In comparing the commercial and the political mind, he said that the commercial interests of the country were more influential than any other in the adoption of the Constitution of the United States; the commercial class saw the need of union better than any other class.

In referring to the tariff, President Wilson said that industries have been fostered until they are too big for the national markets; a balance must now be struck between internal fostering and the need of an outlet to the rest of the world.

How is the university to promote commercial capacity? There may be technical schools of commerce, but the university may do better –

By making travelled minds, - we have not enough cultivated the intellectual observation by making free reading men; we have had too much mechanical, task work.

By economic and social (not sociological) study.

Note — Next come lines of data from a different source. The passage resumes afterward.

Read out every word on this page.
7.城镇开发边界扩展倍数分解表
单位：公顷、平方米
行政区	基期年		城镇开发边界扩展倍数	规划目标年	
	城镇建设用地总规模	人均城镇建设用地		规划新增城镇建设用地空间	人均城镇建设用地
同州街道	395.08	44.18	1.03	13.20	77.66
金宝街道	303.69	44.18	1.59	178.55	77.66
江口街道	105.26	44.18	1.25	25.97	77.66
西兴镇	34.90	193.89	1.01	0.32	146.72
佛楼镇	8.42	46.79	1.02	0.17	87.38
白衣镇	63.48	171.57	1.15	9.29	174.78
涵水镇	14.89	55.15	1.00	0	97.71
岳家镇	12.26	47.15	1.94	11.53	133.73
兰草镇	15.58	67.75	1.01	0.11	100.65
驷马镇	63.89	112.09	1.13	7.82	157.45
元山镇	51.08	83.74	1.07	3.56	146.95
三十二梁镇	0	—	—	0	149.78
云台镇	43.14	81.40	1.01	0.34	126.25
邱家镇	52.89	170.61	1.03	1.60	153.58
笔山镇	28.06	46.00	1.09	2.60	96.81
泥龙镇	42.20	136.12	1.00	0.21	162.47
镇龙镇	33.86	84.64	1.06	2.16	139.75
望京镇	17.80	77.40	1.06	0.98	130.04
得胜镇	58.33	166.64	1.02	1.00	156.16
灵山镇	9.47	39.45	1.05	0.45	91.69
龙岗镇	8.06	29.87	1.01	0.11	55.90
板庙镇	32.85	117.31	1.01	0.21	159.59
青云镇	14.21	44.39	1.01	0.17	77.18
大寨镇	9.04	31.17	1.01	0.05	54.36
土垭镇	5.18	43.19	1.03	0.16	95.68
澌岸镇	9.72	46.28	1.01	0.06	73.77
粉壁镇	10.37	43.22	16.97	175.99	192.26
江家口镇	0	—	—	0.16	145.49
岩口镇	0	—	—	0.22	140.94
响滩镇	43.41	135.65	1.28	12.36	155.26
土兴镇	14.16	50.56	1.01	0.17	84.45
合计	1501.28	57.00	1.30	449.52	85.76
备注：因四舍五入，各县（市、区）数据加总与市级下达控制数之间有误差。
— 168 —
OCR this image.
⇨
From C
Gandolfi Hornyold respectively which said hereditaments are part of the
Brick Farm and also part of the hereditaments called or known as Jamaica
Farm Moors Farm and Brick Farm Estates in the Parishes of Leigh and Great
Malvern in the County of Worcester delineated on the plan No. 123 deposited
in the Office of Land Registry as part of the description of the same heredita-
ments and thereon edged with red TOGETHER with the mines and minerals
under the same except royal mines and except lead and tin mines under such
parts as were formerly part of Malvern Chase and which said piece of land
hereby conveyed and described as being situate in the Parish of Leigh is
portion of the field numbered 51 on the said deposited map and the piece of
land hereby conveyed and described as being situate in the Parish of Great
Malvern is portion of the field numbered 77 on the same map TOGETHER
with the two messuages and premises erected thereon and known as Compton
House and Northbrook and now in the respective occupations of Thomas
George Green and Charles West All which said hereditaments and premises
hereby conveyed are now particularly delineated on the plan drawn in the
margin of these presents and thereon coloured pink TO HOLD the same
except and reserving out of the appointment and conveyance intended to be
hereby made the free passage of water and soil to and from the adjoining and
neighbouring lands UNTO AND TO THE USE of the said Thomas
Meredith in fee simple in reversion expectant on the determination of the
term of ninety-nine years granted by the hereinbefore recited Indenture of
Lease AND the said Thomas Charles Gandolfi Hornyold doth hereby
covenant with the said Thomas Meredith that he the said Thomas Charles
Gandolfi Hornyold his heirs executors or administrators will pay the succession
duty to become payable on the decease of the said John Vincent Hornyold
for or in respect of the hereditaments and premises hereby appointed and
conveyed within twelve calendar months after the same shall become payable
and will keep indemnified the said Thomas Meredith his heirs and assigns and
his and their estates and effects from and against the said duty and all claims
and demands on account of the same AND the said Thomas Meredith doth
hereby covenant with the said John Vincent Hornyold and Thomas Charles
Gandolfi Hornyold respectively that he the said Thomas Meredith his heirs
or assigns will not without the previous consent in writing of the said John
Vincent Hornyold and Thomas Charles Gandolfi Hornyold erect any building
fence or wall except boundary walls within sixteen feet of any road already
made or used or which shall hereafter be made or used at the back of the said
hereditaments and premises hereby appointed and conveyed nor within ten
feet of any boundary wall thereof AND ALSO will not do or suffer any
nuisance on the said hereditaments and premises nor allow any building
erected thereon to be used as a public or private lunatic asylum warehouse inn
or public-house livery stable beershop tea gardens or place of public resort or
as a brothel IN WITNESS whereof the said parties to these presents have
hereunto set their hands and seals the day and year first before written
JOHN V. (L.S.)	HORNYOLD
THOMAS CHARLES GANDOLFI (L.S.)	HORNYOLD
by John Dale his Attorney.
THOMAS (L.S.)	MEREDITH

By the study of economic geography, material and mental; for the average mind the university is essential to show the great truths of the world at the outset.

By the study of the history and instrumentalities of commerce.

By the general release of the faculties upon the field of life.

By inculcating the spirit of service and right principles of action.

The real task of each man, he said, is the dovetail together the different parts of his life in one whole, to get integrity of purpose and life. In the university men are, so to speak, licked into shape. The university is the pacemaker. It teaches the value of comradeship, of the common country, of mutual service. It teaches men that the hands of their fellows are not against them. It saves them from unscrupulous methods of attack. It makes them better citizens, and better business men.

President Wilson returned East in time to address the Presbyterian Unioin of New York, at the Savoy Hotel, on the evening of December 1st. About five hundred men and women listened to him speak on the Relation of the University and the Church. At this meeting Dr. Patton also made an address, on behalf of the Princeton Theological Seminary.